Я дополз до палатки кое-как, на час или полтора забылся тревожным сном. Я был убежден, что затягивать поиски недопустимо, потому что, по моим, правда интуитивным, соображениям, состояние пласта, на котором мы находились, было критическим.
И еще одно обстоятельство, может быть, более страшное, чем землетрясение, возникло в первую же ночь после появления звука. Я имею в виду странное поведение Виталия, да и не только его — всех нас. Скажу о себе. Постоянный страх, настороженность, недоверие даже к самому себе, стремление спрятаться в пещеру или в какую-нибудь ямину, под корягу и тому подобное. Чтобы преодолеть этот странный комплекс, приходилось тратить уйму сил, стискивать зубы и буквально насильно заставлять себя заниматься тем делом, ради которого мы проделали столь трудный и дальний путь. Виталий же, судя по всему, «сломался» от первого прикосновения звукового поля. Не буду притворяться, будто я понял это сразу, в тот же час, — увы! Просто сработал инстинкт самосохранения, потом — разум…

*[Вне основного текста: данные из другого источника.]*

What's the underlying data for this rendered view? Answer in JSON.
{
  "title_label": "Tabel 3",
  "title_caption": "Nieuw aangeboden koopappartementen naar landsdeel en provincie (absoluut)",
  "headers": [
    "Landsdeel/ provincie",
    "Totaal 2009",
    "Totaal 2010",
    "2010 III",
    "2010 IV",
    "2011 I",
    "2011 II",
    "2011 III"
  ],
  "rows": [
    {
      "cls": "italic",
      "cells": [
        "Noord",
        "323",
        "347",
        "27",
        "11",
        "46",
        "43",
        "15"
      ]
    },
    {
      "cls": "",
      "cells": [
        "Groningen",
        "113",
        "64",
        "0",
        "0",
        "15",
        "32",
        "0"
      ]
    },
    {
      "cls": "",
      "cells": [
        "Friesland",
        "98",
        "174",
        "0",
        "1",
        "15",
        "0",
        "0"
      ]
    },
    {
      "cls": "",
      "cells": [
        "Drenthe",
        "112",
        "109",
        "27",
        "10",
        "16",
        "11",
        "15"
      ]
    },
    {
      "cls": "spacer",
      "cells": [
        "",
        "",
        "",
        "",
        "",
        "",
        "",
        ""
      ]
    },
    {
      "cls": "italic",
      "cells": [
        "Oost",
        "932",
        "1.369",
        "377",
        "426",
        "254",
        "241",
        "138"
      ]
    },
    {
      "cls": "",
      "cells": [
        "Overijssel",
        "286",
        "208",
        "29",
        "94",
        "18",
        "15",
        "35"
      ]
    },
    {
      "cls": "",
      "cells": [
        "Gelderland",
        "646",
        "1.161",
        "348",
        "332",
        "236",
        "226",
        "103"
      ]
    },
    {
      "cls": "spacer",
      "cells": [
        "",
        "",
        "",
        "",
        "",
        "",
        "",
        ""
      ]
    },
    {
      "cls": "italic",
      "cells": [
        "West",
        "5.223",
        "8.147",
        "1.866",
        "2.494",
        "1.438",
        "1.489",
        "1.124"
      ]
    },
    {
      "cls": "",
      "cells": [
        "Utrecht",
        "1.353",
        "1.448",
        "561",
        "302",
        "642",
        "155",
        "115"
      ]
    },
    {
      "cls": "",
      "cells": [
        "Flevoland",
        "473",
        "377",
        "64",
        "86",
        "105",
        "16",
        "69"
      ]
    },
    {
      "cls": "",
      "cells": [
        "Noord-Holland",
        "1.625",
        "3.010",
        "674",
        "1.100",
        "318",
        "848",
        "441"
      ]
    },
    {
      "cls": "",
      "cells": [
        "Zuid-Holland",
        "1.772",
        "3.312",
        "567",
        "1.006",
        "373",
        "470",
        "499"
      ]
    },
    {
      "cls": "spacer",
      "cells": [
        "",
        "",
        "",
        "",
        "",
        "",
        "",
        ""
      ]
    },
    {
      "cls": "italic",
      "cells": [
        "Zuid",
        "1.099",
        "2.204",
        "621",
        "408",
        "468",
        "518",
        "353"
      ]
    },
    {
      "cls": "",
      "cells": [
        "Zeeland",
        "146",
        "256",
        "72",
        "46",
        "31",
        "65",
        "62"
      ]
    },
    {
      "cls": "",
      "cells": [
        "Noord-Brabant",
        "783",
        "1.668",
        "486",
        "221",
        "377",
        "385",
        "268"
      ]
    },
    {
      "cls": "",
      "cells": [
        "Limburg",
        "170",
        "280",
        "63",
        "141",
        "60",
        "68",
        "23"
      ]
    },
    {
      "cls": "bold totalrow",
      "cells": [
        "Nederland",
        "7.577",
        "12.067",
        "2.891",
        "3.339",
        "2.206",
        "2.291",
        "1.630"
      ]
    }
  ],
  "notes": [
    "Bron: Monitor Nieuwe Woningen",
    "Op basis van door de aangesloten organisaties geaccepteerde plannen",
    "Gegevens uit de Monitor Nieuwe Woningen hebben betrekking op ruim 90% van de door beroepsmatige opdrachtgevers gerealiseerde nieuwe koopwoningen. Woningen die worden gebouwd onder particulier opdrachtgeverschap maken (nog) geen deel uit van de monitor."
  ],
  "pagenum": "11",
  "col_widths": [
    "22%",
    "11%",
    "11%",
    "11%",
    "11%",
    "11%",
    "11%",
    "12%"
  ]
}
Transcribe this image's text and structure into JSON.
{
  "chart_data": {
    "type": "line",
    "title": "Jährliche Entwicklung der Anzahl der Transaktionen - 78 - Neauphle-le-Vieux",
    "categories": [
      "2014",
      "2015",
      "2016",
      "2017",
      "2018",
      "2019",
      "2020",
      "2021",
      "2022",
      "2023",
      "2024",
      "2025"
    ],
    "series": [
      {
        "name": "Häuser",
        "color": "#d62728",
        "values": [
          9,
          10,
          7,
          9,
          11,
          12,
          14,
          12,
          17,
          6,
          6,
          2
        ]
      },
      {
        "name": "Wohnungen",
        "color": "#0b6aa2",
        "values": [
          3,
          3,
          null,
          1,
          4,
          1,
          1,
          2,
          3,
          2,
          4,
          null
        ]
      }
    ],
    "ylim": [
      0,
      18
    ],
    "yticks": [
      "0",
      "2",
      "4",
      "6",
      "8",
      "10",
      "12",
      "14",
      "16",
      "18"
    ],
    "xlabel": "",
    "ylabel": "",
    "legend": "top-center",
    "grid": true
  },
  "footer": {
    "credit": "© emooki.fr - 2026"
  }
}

7. РАССКАЗЫВАЕТ ВИТАЛИЙ КРУГЛИКОВ
Раньше, до диамата, сказали бы — «нечистая сила», и точка. Теперь так просто не отделаешься. К сожалению, лично я пока не имею какой-нибудь удовлетворительной гипотезы относительно совершенно идиотского поведения, поэтому ничего не остается, как признать у себя еще один «пунктик», кроме всех тех, которые уже известны. Новый «пунктик» начался в ту ночь, когда раздался звук. Янис уже хорошо тут говорил о «комплексе», могу добавить от себя: у меня было все то же самое и плюс внезапное изменение всех моих прежних принципов. Они словно растаяли и испарились в один миг. Даже этот вот, классический: не торопись подрывать свой авторитет, за тебя это сделают твои подчиненные — даже он не устоял, и, как видите, такие печальные последствия…
Наступала четвертая ночь. После заката, как обычно, с озера поднялся туман, потом разъяснилось, высыпали звезды. Мы с Ириной пошли к пеленгатору. Зоя осталась дежурить возле больного Яниса. Старик нахохлившейся вороной сидел у костра и глушил чай — кружку за кружкой. До восхода луны оставалось еще около часа, озеро было небольшое, круглое, как чаша спортивной арены в Лужниках. Мы с Ириной шли не торопясь, уверенные, что не опоздаем. Я рассказал ей о своих переживаниях. Она равнодушно сказала, что ей тоже все это кажется странным. Меня неприятно задел ее безразличный тон, но я промолчал.
Мы пробирались сквозь чащу, когда я услышал слабый всплеск. Так могла плеснуться рыба, но я знал, что рыбы в озере нет. Предупредив знаком Ирину, чтобы не двигалась, я осторожно прокрался к берегу и стал всматриваться в туман, призрачно колыхавшийся над водой. Увы, ничего не было видно. И мы пошли дальше.